Houston prepares final farewell for Barbara Bush

HOUSTON — Preparations are underway for the final goodbye to former First Lady Barbara Bush.

Her husband of 73 years, former President George H. W. Bush, held his beloved wife's hand until the very end.

On Wednesday, a broken-hearted Mr. Bush released a statement thanking everyone, saying "the outpouring of love and friendship being directed at 'The Enforcer' is lifting us all up. We have faith she is in heaven, and we know life will go on."

"It's the end to a 73-year-old love story, which will be continued up there," Houstonian Clarissa Lockett said, pointing to the heavens, while holding a poster outside the Bush's home.

Ever since the Bush matriarch passed away Tuesday night, friends and neighbors have been gathering outside the Bush home near Tanglewood to pay their final respects to a special woman the whole world is mourning this week.

"They were just so wonderful and down-to-earth," Margaret Rochs said. "We really have lost a treasure to Houston and the whole United States and the world. She was a great ambassador for everybody."

Private visitation has begun at Geo. H. Lewis and Sons Funeral Home in the Galleria area and will continue through Thursday.

A public viewing to pay respects to the late former First Lady will take place on Friday from noon to midnight at St. Martin's Church.

However, in order to attend the viewing, the public must first park at Second Baptist Church on Woodway and go through security there.

Then, Metro shuttles will transport the public to and from St. Martin's Church beginning at 11:30 a.m.

No one will be allowed to drive or walk up to St. Martin's directly.

The Bush family has created a special memorial website paying tribute to Mrs. Bush with a digital journey encompassing her entire life.

The family has also invited the public to contribute donations to the Barbara Bush Foundation for Family Literacy in honor of Mrs. Bush.

Other tributes to the former First Lady are popping up all over Houston like this one in Memorial Park.

"And there was a quote that she made some big decisions in her life while she was taking walks through the park," jogger Robert Dickey said.

President Trump ordered all flags to fly at half staff until Mrs. Bush is laid to rest.

Beginning this evening, Mayor Sylvester Turner has ordered the lights at City Hall to shine a light blue— matching her eyes, in memory of the late 92-year-old Houstonian.

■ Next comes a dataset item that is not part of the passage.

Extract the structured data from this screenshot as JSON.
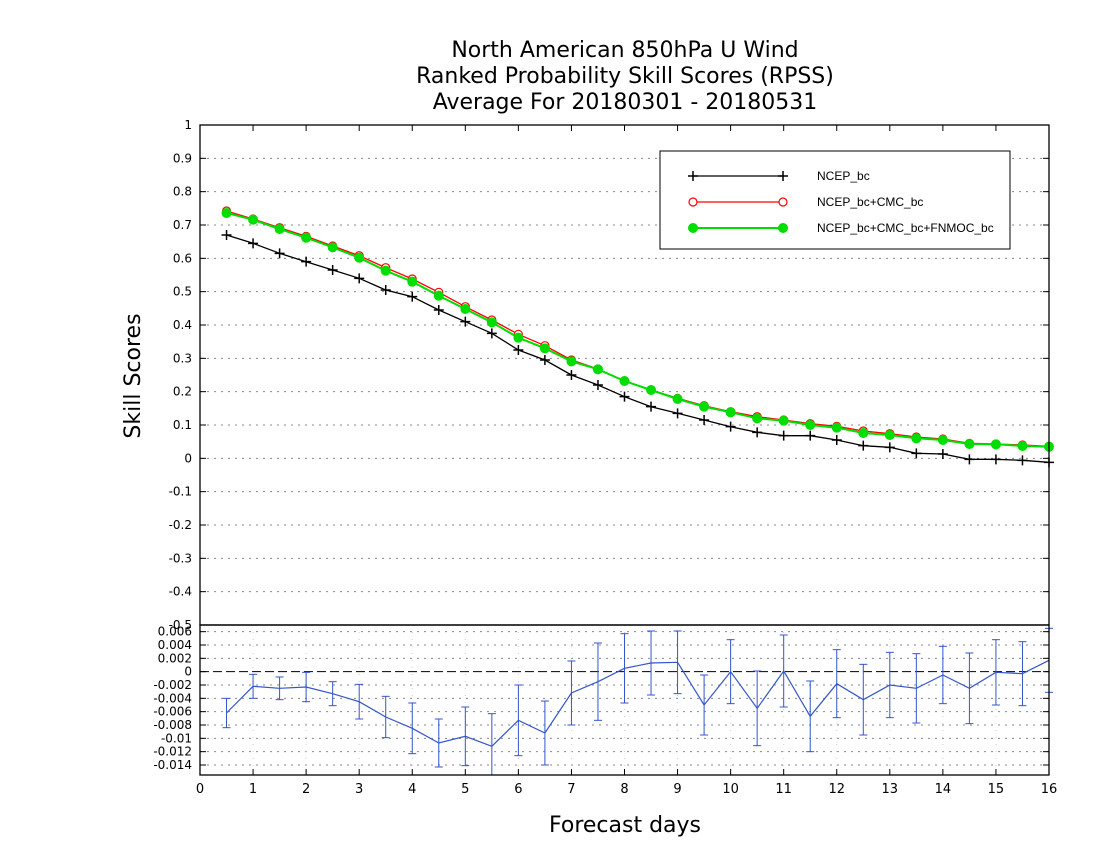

"The world knew Barbara Bush as a wonderful, wonderful role model— and that she was," Mayor Turner shared during Wednesday's city council meeting. "But we also knew her as someone who gave much more to Houston than she received."

The city is also throwing a public Celebration of Life honoring Barbara Bush on Thursday night at 6 pm at Hermann Square.

"I'd like to think that she was also a mother to us all, and she'll be missed," her city council representative,  District G council member Gary Travis, told the Houston city council.

The funeral service for Mrs. Bush is by invitation only but will also be held at St. Martin's Church on Saturday at 11 am.

The White House has confirmed First Lady Melania Trump will attend the service, and likely a Who's Who of other world leaders will also be present.

Former Soviet leader Mikhail Gorbachev sent his condolences to the Bush family and stated, "Barbara did a lot to build trust and friendship between us" in ending the Cold War and collapse of the Soviet Union.

Truly, the Bayou City has lost one of it's greatest residents— and America has lost an icon.